Only Hermione Granger was left, dead, on the floor. A ladder in her stockings and shocking knots in her hair. Harry immediately fell to the floor and brought her, with shaking arms, near to his manly chest: 'Baby, wake up!' unfortunately, his rather stupid disposition led him to believe that she wasn't dead, it took him a while to realise that she was not sleeping with an arched back and open eyes and lolling tongue but, in fact, she was very much dead. Thus he cried: 'Noooooooooooooooooooooooooo!' in a very deep and manly way, as only he could.

Trevor who was nestling in his Master's pocket, could feel the reverberations of revenge from Hogsmeade to the M4 (where he was, they were going to stop soon at services in order to get petrol and a sandwich).

He, as Harry Potter did, knew that it would not be long before they would meet again.

Mr Dumbledore sucked at a sherbet (you know when they get clogged up with spit so you can't get at the sweet sherbet? Yeah, he had that), and mused in an omniscient way. Snape, his long time hate-object, was dead...and now the woman of his weird dreams – Hermione – a femme-fatale of her age, dead with him. How many to go?

This was worse than Voldemort! I mean, it only took a prophecy and a seventeen year old boy who didn't know how to pronounce occlumency to overthrow him...this was a completely different matter. The toad had to be destroyed.

The best Auror in the business was on its tracks, but was that really enough? They needed back-up.
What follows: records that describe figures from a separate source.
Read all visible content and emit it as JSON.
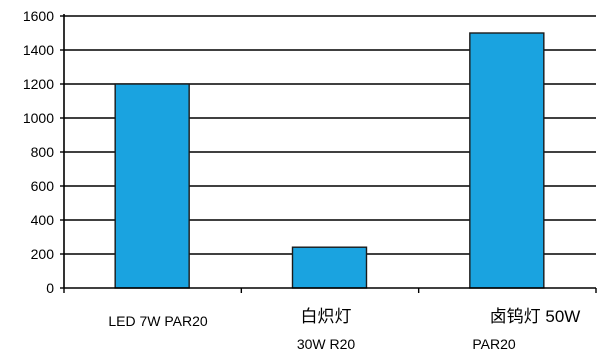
{
  "chart_data": {
    "type": "bar",
    "categories": [
      [
        "LED  7W  PAR20"
      ],
      [
        "白炽灯",
        "30W  R20"
      ],
      [
        "卤钨灯  50W",
        "PAR20"
      ]
    ],
    "values": [
      1200,
      240,
      1500
    ],
    "ylim": [
      0,
      1600
    ],
    "yticks": [
      0,
      200,
      400,
      600,
      800,
      1000,
      1200,
      1400,
      1600
    ],
    "grid": true,
    "colors": {
      "bar": "#1aa3e0",
      "bar_border": "#1a1a1a",
      "grid": "#000000",
      "axis": "#000000"
    }
  }
}
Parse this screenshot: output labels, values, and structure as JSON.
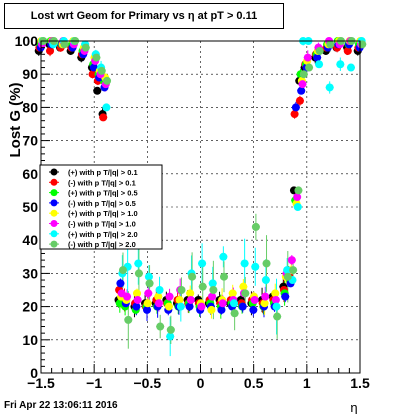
{
  "chart_data": {
    "type": "scatter",
    "title": "Lost wrt Geom for Primary vs   η at pT > 0.11",
    "xlabel": "η",
    "ylabel": "Lost G (%)",
    "xlim": [
      -1.5,
      1.5
    ],
    "ylim": [
      0,
      100
    ],
    "x_ticks": [
      "−1.5",
      "−1",
      "−0.5",
      "0",
      "0.5",
      "1",
      "1.5"
    ],
    "y_ticks": [
      "0",
      "10",
      "20",
      "30",
      "40",
      "50",
      "60",
      "70",
      "80",
      "90",
      "100"
    ],
    "grid": true,
    "legend_position": "left-middle",
    "series": [
      {
        "name": "(+) with p T/|q| > 0.1",
        "color": "#000000",
        "points": [
          [
            -1.5,
            97
          ],
          [
            -1.4,
            99
          ],
          [
            -1.3,
            98
          ],
          [
            -1.2,
            97
          ],
          [
            -1.1,
            95
          ],
          [
            -1.0,
            92
          ],
          [
            -0.95,
            85
          ],
          [
            -0.9,
            78
          ],
          [
            -0.8,
            50
          ],
          [
            -0.75,
            22
          ],
          [
            -0.7,
            21
          ],
          [
            -0.6,
            20
          ],
          [
            -0.5,
            21
          ],
          [
            -0.4,
            21
          ],
          [
            -0.3,
            22
          ],
          [
            -0.2,
            21
          ],
          [
            -0.1,
            22
          ],
          [
            0.0,
            22
          ],
          [
            0.1,
            21
          ],
          [
            0.2,
            22
          ],
          [
            0.3,
            21
          ],
          [
            0.4,
            22
          ],
          [
            0.5,
            21
          ],
          [
            0.6,
            22
          ],
          [
            0.7,
            23
          ],
          [
            0.8,
            26
          ],
          [
            0.85,
            30
          ],
          [
            0.9,
            55
          ],
          [
            0.95,
            88
          ],
          [
            1.0,
            92
          ],
          [
            1.1,
            95
          ],
          [
            1.2,
            97
          ],
          [
            1.3,
            98
          ],
          [
            1.4,
            98
          ],
          [
            1.5,
            97
          ]
        ]
      },
      {
        "name": "(-) with p T/|q| > 0.1",
        "color": "#ff0000",
        "points": [
          [
            -1.5,
            98
          ],
          [
            -1.4,
            97
          ],
          [
            -1.3,
            98
          ],
          [
            -1.2,
            98
          ],
          [
            -1.1,
            96
          ],
          [
            -1.0,
            90
          ],
          [
            -0.95,
            88
          ],
          [
            -0.9,
            77
          ],
          [
            -0.8,
            45
          ],
          [
            -0.75,
            25
          ],
          [
            -0.7,
            22
          ],
          [
            -0.6,
            21
          ],
          [
            -0.5,
            20
          ],
          [
            -0.4,
            22
          ],
          [
            -0.3,
            21
          ],
          [
            -0.2,
            22
          ],
          [
            -0.1,
            21
          ],
          [
            0.0,
            21
          ],
          [
            0.1,
            22
          ],
          [
            0.2,
            21
          ],
          [
            0.3,
            22
          ],
          [
            0.4,
            21
          ],
          [
            0.5,
            22
          ],
          [
            0.6,
            21
          ],
          [
            0.7,
            22
          ],
          [
            0.8,
            25
          ],
          [
            0.85,
            29
          ],
          [
            0.9,
            78
          ],
          [
            0.95,
            82
          ],
          [
            1.0,
            93
          ],
          [
            1.1,
            96
          ],
          [
            1.2,
            98
          ],
          [
            1.3,
            98
          ],
          [
            1.4,
            97
          ],
          [
            1.5,
            98
          ]
        ]
      },
      {
        "name": "(+) with p T/|q| > 0.5",
        "color": "#00ff00",
        "points": [
          [
            -1.5,
            99
          ],
          [
            -1.4,
            100
          ],
          [
            -1.3,
            99
          ],
          [
            -1.2,
            99
          ],
          [
            -1.1,
            97
          ],
          [
            -1.0,
            93
          ],
          [
            -0.95,
            90
          ],
          [
            -0.9,
            88
          ],
          [
            -0.8,
            55
          ],
          [
            -0.75,
            21
          ],
          [
            -0.7,
            20
          ],
          [
            -0.6,
            19
          ],
          [
            -0.5,
            20
          ],
          [
            -0.4,
            20
          ],
          [
            -0.3,
            21
          ],
          [
            -0.2,
            20
          ],
          [
            -0.1,
            21
          ],
          [
            0.0,
            20
          ],
          [
            0.1,
            21
          ],
          [
            0.2,
            20
          ],
          [
            0.3,
            21
          ],
          [
            0.4,
            20
          ],
          [
            0.5,
            21
          ],
          [
            0.6,
            20
          ],
          [
            0.7,
            21
          ],
          [
            0.8,
            24
          ],
          [
            0.85,
            28
          ],
          [
            0.9,
            52
          ],
          [
            0.95,
            90
          ],
          [
            1.0,
            93
          ],
          [
            1.1,
            96
          ],
          [
            1.2,
            99
          ],
          [
            1.3,
            100
          ],
          [
            1.4,
            99
          ],
          [
            1.5,
            99
          ]
        ]
      },
      {
        "name": "(-) with p T/|q| > 0.5",
        "color": "#0000ff",
        "points": [
          [
            -1.5,
            98
          ],
          [
            -1.4,
            99
          ],
          [
            -1.3,
            99
          ],
          [
            -1.2,
            98
          ],
          [
            -1.1,
            96
          ],
          [
            -1.0,
            92
          ],
          [
            -0.95,
            89
          ],
          [
            -0.9,
            86
          ],
          [
            -0.8,
            40
          ],
          [
            -0.75,
            27
          ],
          [
            -0.7,
            21
          ],
          [
            -0.6,
            20
          ],
          [
            -0.5,
            19
          ],
          [
            -0.4,
            20
          ],
          [
            -0.3,
            19
          ],
          [
            -0.2,
            20
          ],
          [
            -0.1,
            20
          ],
          [
            0.0,
            19
          ],
          [
            0.1,
            20
          ],
          [
            0.2,
            19
          ],
          [
            0.3,
            20
          ],
          [
            0.4,
            20
          ],
          [
            0.5,
            19
          ],
          [
            0.6,
            20
          ],
          [
            0.7,
            20
          ],
          [
            0.8,
            23
          ],
          [
            0.85,
            27
          ],
          [
            0.9,
            80
          ],
          [
            0.95,
            85
          ],
          [
            1.0,
            92
          ],
          [
            1.1,
            95
          ],
          [
            1.2,
            98
          ],
          [
            1.3,
            99
          ],
          [
            1.4,
            99
          ],
          [
            1.5,
            98
          ]
        ]
      },
      {
        "name": "(+) with p T/|q| > 1.0",
        "color": "#ffff00",
        "points": [
          [
            -1.5,
            100
          ],
          [
            -1.4,
            100
          ],
          [
            -1.3,
            99
          ],
          [
            -1.2,
            100
          ],
          [
            -1.1,
            98
          ],
          [
            -1.0,
            95
          ],
          [
            -0.95,
            91
          ],
          [
            -0.9,
            89
          ],
          [
            -0.8,
            47
          ],
          [
            -0.75,
            23
          ],
          [
            -0.7,
            22
          ],
          [
            -0.6,
            24
          ],
          [
            -0.5,
            21
          ],
          [
            -0.4,
            23
          ],
          [
            -0.3,
            20
          ],
          [
            -0.2,
            22
          ],
          [
            -0.1,
            24
          ],
          [
            0.0,
            21
          ],
          [
            0.1,
            19
          ],
          [
            0.2,
            22
          ],
          [
            0.3,
            24
          ],
          [
            0.4,
            26
          ],
          [
            0.5,
            23
          ],
          [
            0.6,
            21
          ],
          [
            0.7,
            24
          ],
          [
            0.8,
            29
          ],
          [
            0.85,
            31
          ],
          [
            0.9,
            51
          ],
          [
            0.95,
            88
          ],
          [
            1.0,
            94
          ],
          [
            1.1,
            97
          ],
          [
            1.2,
            99
          ],
          [
            1.3,
            100
          ],
          [
            1.4,
            100
          ],
          [
            1.5,
            100
          ]
        ]
      },
      {
        "name": "(-) with p T/|q| > 1.0",
        "color": "#ff00ff",
        "points": [
          [
            -1.5,
            99
          ],
          [
            -1.4,
            100
          ],
          [
            -1.3,
            100
          ],
          [
            -1.2,
            99
          ],
          [
            -1.1,
            97
          ],
          [
            -1.0,
            94
          ],
          [
            -0.95,
            90
          ],
          [
            -0.9,
            87
          ],
          [
            -0.8,
            43
          ],
          [
            -0.75,
            24
          ],
          [
            -0.7,
            23
          ],
          [
            -0.6,
            22
          ],
          [
            -0.5,
            24
          ],
          [
            -0.4,
            21
          ],
          [
            -0.3,
            23
          ],
          [
            -0.2,
            25
          ],
          [
            -0.1,
            22
          ],
          [
            0.0,
            20
          ],
          [
            0.1,
            23
          ],
          [
            0.2,
            21
          ],
          [
            0.3,
            22
          ],
          [
            0.4,
            24
          ],
          [
            0.5,
            22
          ],
          [
            0.6,
            23
          ],
          [
            0.7,
            22
          ],
          [
            0.8,
            30
          ],
          [
            0.85,
            34
          ],
          [
            0.9,
            53
          ],
          [
            0.95,
            87
          ],
          [
            1.0,
            95
          ],
          [
            1.1,
            98
          ],
          [
            1.2,
            100
          ],
          [
            1.3,
            99
          ],
          [
            1.4,
            100
          ],
          [
            1.5,
            99
          ]
        ]
      },
      {
        "name": "(+) with p T/|q| > 2.0",
        "color": "#00ffff",
        "points": [
          [
            -1.5,
            100
          ],
          [
            -1.4,
            99
          ],
          [
            -1.3,
            100
          ],
          [
            -1.2,
            100
          ],
          [
            -1.1,
            99
          ],
          [
            -1.0,
            96
          ],
          [
            -0.95,
            92
          ],
          [
            -0.9,
            80
          ],
          [
            -0.8,
            57
          ],
          [
            -0.75,
            30
          ],
          [
            -0.7,
            32
          ],
          [
            -0.6,
            33
          ],
          [
            -0.5,
            29
          ],
          [
            -0.4,
            25
          ],
          [
            -0.3,
            11
          ],
          [
            -0.2,
            20
          ],
          [
            -0.1,
            30
          ],
          [
            0.0,
            33
          ],
          [
            0.1,
            27
          ],
          [
            0.2,
            35
          ],
          [
            0.3,
            21
          ],
          [
            0.4,
            33
          ],
          [
            0.5,
            32
          ],
          [
            0.6,
            28
          ],
          [
            0.7,
            20
          ],
          [
            0.8,
            31
          ],
          [
            0.85,
            28
          ],
          [
            0.9,
            50
          ],
          [
            0.95,
            100
          ],
          [
            1.0,
            100
          ],
          [
            1.1,
            93
          ],
          [
            1.2,
            86
          ],
          [
            1.3,
            93
          ],
          [
            1.4,
            92
          ],
          [
            1.5,
            100
          ]
        ]
      },
      {
        "name": "(-) with p T/|q| > 2.0",
        "color": "#66cc66",
        "points": [
          [
            -1.5,
            100
          ],
          [
            -1.4,
            100
          ],
          [
            -1.3,
            99
          ],
          [
            -1.2,
            100
          ],
          [
            -1.1,
            98
          ],
          [
            -1.0,
            95
          ],
          [
            -0.95,
            91
          ],
          [
            -0.9,
            88
          ],
          [
            -0.8,
            52
          ],
          [
            -0.75,
            31
          ],
          [
            -0.7,
            16
          ],
          [
            -0.6,
            30
          ],
          [
            -0.5,
            27
          ],
          [
            -0.4,
            14
          ],
          [
            -0.3,
            13
          ],
          [
            -0.2,
            25
          ],
          [
            -0.1,
            29
          ],
          [
            0.0,
            26
          ],
          [
            0.1,
            25
          ],
          [
            0.2,
            29
          ],
          [
            0.3,
            18
          ],
          [
            0.4,
            24
          ],
          [
            0.5,
            44
          ],
          [
            0.6,
            33
          ],
          [
            0.7,
            17
          ],
          [
            0.8,
            29
          ],
          [
            0.85,
            31
          ],
          [
            0.9,
            55
          ],
          [
            0.95,
            90
          ],
          [
            1.0,
            92
          ],
          [
            1.1,
            97
          ],
          [
            1.2,
            99
          ],
          [
            1.3,
            100
          ],
          [
            1.4,
            100
          ],
          [
            1.5,
            99
          ]
        ]
      }
    ]
  },
  "footer": {
    "timestamp": "Fri Apr 22 13:06:11 2016"
  }
}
They needed someone like Michael Corleone in the second Godfather film (which he enjoyed immensely), to get rid of the damned (yet dangerous) Toad.

Malfoy was dead (he wouldn't have been enough anyway, all those feminine locks would have gotten in the way)...Karkaroff was a goat...Grawp was a pimp in New York and wasn't up to this anymore...Hagrid – an idiot...

He had one choice – it was time – to wake up Lord Voldemort.